Moon Pie had feared this day would come, and he had a plan. He had always assumed, however, that he would be fleeing a drug task force, not a felony kidnapping charge, and Lord knew what else he’d be implicated in by his association with his redneck, drug-dealing buddies. He had only a few hours to get fuel and additional supplies with credit cards before law enforcement would be using them to track him, and since that nosy Alabama deputy had his tag number, he knew he had to get the hell out of Dodge. He set the cruise control at a safe sixty-five mph and headed north on Highway 45. Mindful that an APB would be out for him and his vehicle, when he spied a broken-down car on the side of the road, he considered it providential and stole its tag.

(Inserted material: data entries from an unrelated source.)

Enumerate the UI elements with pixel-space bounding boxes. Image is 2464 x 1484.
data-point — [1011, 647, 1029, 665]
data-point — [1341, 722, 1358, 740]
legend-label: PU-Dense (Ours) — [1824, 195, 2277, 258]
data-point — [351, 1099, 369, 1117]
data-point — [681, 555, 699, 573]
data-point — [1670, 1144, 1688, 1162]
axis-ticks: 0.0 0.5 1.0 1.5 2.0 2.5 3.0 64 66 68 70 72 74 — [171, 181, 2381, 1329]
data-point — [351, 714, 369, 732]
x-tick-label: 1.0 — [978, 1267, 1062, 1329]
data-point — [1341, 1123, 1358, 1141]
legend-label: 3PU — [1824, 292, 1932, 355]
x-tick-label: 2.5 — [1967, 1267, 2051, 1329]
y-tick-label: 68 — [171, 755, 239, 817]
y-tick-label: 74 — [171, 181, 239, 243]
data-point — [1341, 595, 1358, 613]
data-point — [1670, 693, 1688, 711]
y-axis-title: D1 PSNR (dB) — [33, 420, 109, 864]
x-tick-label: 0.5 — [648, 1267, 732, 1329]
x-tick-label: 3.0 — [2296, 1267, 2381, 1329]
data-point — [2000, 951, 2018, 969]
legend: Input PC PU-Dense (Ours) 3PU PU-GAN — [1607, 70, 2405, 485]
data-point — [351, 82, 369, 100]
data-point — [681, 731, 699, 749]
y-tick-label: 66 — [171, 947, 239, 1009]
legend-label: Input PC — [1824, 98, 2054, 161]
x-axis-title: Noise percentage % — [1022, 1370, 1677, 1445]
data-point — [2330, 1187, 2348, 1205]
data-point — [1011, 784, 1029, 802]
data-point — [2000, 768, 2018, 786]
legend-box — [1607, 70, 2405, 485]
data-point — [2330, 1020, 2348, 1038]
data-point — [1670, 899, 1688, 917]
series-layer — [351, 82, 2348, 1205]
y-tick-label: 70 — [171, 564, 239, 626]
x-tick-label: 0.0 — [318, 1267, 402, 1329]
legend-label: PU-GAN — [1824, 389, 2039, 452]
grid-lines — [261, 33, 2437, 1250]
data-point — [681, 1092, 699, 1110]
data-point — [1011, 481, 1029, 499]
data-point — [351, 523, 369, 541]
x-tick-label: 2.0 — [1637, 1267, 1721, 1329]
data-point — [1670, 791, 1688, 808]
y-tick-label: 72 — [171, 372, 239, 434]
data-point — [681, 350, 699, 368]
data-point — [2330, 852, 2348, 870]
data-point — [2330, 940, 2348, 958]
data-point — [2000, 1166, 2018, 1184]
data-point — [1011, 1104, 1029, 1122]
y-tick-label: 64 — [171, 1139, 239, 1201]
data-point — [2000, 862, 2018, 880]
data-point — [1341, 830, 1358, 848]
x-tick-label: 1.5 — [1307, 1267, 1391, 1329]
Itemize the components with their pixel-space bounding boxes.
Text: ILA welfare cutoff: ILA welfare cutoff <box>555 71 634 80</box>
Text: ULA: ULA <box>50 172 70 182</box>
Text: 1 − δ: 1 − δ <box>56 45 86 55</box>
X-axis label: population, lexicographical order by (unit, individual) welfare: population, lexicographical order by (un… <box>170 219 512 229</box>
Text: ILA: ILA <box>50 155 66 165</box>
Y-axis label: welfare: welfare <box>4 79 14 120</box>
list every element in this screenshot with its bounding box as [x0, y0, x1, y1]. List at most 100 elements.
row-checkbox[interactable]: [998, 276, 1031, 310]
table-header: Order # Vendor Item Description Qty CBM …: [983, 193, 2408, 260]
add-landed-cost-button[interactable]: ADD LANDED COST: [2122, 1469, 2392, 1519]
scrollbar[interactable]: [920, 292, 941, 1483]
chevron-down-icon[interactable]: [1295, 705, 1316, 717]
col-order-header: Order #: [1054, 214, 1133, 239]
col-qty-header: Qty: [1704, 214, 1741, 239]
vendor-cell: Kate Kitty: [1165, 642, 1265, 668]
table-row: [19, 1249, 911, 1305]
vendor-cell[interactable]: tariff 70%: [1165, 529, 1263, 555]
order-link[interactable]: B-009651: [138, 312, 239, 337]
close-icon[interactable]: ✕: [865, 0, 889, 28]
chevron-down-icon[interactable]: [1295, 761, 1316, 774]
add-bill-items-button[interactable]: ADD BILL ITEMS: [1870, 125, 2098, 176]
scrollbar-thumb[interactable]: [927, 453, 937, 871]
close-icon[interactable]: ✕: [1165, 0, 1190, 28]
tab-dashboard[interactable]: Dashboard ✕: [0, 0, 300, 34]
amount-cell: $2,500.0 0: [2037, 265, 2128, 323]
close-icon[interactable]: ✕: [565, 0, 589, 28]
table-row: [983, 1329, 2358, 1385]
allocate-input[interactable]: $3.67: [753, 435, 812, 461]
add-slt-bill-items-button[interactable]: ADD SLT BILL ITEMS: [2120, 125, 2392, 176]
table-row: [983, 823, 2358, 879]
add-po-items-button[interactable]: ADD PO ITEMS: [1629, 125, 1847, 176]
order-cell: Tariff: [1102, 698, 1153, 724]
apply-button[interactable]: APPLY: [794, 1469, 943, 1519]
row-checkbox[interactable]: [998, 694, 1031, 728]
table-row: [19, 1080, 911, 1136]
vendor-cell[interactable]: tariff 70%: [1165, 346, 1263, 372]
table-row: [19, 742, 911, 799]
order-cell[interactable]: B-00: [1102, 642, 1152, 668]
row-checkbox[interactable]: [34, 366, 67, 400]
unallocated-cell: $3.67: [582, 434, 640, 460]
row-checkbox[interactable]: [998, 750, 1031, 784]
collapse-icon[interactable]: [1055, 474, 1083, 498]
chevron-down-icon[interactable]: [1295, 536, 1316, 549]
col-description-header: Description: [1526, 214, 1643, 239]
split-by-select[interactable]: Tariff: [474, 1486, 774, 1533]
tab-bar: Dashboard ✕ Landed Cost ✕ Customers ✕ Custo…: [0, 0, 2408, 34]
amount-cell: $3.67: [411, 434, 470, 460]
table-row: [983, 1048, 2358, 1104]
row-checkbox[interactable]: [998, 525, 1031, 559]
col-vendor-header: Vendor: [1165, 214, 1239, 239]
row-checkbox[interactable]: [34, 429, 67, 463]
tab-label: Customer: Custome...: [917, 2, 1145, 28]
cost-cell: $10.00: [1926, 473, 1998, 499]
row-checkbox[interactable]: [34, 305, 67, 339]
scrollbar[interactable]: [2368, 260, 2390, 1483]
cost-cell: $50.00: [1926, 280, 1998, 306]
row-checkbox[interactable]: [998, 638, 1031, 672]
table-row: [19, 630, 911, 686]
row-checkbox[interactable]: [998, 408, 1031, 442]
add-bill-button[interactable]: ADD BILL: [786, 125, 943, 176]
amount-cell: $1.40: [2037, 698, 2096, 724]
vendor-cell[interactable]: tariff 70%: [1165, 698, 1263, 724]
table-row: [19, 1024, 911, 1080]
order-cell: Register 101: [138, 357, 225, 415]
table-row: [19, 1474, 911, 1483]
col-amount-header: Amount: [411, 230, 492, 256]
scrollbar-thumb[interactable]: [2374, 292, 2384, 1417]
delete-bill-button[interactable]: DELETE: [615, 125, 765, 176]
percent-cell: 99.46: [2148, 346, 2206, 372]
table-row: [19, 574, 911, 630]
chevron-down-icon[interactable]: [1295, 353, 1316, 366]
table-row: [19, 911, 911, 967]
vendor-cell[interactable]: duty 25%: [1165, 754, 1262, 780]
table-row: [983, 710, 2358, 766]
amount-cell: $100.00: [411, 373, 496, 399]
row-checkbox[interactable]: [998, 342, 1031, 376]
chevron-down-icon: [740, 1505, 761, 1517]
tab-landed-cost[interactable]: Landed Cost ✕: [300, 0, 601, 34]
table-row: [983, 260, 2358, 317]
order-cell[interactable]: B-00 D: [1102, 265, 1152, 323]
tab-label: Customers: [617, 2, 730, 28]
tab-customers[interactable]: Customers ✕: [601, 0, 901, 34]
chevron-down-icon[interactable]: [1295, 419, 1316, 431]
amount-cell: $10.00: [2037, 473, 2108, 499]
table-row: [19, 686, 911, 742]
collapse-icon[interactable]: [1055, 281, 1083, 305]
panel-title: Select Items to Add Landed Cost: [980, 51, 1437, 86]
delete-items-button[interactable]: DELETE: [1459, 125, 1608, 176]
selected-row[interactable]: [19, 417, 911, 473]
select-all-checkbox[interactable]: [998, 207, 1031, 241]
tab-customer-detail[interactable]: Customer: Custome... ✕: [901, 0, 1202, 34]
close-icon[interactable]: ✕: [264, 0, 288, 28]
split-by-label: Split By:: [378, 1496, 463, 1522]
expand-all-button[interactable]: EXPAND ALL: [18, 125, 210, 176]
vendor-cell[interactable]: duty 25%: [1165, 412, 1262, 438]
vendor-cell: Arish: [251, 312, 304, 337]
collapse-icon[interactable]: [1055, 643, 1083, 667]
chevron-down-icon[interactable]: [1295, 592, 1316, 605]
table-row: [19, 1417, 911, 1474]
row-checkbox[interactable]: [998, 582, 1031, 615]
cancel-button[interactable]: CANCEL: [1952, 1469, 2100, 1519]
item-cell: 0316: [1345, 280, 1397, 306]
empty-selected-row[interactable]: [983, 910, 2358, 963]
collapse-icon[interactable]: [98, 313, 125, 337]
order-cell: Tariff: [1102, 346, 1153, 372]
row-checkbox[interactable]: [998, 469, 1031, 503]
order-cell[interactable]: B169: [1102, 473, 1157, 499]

His time hiding out in Missouri had been frustrating. The local competition for selling drugs was intense. The Ozarks were ground zero for meth production, and he found the customer base to be even car-struck-dog crazier than he expected. He lasted only a month before giving up and moving to the Cotton Belt railroad town of Jonesboro, Arkansas, with a brilliant idea for a colossal scam. Jonesboro was only about eighty square miles, but it drew hunters from all over the state, as well as southern Missouri, western Tennessee, and northwest Mississippi.

He quietly assumed a new identity, paying for quality forged documents, and placed a cheap option on a vacant Kmart building. After a few months of advertising a new state-of-the-art indoor rifle and pistol range, he soon had over five hundred future members who paid him a thousand-dollar membership fee. He bailed on the real-estate option and radio-station ad debts, leaving Arkansas in the middle of the night with a pile of cash.

Moon Pie had changed his hair color, put on a few pounds, and grown a goatee when he moved back to Mississippi. He settled in Columbus, where he promptly opened a cash-for-gold business called the Gold Mine—his front to launder cash from dealing drugs. He ran drugs on the Tombigbee Waterway, a 250-mile river system channelized in the 1970s by the United States Army Corp of Engineers to connect the Ohio Valley with the Gulf of Mexico. Columbus was close enough to his old base of operations in Tupelo to easily recruit some trusted criminal support, yet far enough away for him to feel somewhat comfortable with his new look and identity. The old river town was a perfect place to set up shop. It also allowed him to be near his old stomping grounds, where he could participate in his favorite pastime—poaching whitetail deer.